2. Hambatan dari pihak-pihak yang sebetulnya tidak
terlalu ideologis kecuali bahwa mereka menolak penerapan syariat islam karena
akan mengekang kesenangan mereka. Mereka itulah yang sering disebut sebagai para
hedonis, atau yang dalam bahasa islam disebut sebagai ahlul ma’ashiy.
3. Hambatan dari pihak-pihak yang menolak islam karena
belum memahami syariat islam, atau memahaminya dengan pemahaman yang salah.
Mereka inilah yang dalam bahasa islam disebut sebagai ahlul jahl.
4.
Disamping itu,
usaha-usaha untuk menuju penerapan syariat islam juga berkaitan dengan masalah strategi.
Hambatan-hambatan bisa pula muncul dari pihak-pihak yang sudah sepakat dengan
syariat islam dan penerapanya, akan tetapi memiliki strategi yang berbeda-beda.
BAB III
KESIMPULAN
Berdasarkan
pemikiran-pemikiran diatas, maka kami dapat mengatakan bahwa syariat islam
bukan hanya simbolisme ajaran moral yang dilaksanakan secara ritual saja.
Tetapi merupakan pragmatism ajaran yang mesti diaplikasikan dalam kehidupan
manusia sehari-hari. Oleh karena itu, bila syariat islam tidak dapats
dilaksanakan secara kolektif melalui formalisasi atau otoritas Negara, maka ia
harus dilaksanakan secara individual sebagai tuntutan akidah.
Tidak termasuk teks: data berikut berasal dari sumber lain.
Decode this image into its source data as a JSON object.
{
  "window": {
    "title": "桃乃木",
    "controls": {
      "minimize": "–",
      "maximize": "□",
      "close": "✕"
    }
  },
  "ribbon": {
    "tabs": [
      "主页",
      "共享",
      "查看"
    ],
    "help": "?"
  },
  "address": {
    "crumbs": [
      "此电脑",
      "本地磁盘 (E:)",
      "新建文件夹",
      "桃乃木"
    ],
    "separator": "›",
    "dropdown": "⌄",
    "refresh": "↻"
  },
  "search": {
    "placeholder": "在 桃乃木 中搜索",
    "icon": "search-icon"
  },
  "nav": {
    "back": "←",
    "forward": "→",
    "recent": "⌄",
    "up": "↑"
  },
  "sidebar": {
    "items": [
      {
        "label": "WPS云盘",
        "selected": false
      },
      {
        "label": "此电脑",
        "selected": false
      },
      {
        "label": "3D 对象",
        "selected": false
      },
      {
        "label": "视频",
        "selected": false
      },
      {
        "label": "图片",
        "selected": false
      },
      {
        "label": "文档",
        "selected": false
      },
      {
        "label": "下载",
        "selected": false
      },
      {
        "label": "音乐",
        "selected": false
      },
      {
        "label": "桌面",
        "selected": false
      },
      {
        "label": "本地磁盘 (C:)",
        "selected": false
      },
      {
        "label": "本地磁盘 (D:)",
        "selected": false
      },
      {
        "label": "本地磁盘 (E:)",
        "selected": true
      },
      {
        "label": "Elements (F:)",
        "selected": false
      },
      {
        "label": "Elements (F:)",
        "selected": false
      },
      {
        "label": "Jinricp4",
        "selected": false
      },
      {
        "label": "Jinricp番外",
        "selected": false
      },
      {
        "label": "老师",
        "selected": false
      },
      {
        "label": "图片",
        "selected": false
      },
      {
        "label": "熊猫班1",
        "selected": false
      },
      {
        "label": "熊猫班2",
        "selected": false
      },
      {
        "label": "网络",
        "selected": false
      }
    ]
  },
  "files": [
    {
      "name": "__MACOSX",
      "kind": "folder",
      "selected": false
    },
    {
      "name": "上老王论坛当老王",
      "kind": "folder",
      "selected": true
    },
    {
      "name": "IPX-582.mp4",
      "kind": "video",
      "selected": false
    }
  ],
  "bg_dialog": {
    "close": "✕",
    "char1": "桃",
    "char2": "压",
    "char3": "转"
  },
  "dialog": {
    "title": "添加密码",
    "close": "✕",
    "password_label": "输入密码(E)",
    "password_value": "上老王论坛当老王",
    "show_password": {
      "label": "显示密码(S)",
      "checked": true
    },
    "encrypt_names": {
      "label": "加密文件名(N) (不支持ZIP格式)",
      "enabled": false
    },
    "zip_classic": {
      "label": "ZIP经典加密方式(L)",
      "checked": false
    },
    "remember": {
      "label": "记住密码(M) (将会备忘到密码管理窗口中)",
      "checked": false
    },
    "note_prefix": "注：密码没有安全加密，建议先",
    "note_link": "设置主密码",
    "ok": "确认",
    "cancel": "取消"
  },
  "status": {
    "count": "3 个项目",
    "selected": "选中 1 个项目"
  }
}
Pelaksanaan syariat
islam secara individual memang hanya
bisa pada tataran normative yang berkaitan dengan ubudiah dan muamalah,
sedangkan penegakan hukum islam yang berhubungan dengan hukum public, memang tetap
mesti ada campur tangan Negara, tentunya dengan mempertimbangkan segala
aspek-aspek sosiologis sehingga dapat mendukung proses implementasinya.
Perjuangan
penerapan syariat islam adalah sebuah jalan yang panjang yang harus dilakukan
oleh seluruh elemen umat. Edukasi dan dakwah, tekanan politik, penyebarlausan
wacana dan juga perumusan lebih jauh hukum islam dalam bentuk hukum positif
haruslah terus dilaksanakan. Insya Allah penerapan syariat islam adalah sebuah
keniscayaan yang tinggal menunggu waktu saja hal itu akan diterapkan.
DAFTAR PUSTAKA
Abdul Gani Abdullah, Peradilan
Agama Dalam Pemerintahan Islam di Kesultanan Bima (1947-1957), Yayasan
Lengge, Mataram, 2004.
Daniel S. Lev, Hukum dan Politik
di Indonesia, Kesinambungan dan Perubahan, LP3ES, Jakarta, 1990.
Rifyal Ka’bah, Hukum Islam di
Indonesia, Universitas Yarsi, Jakarta, 1999.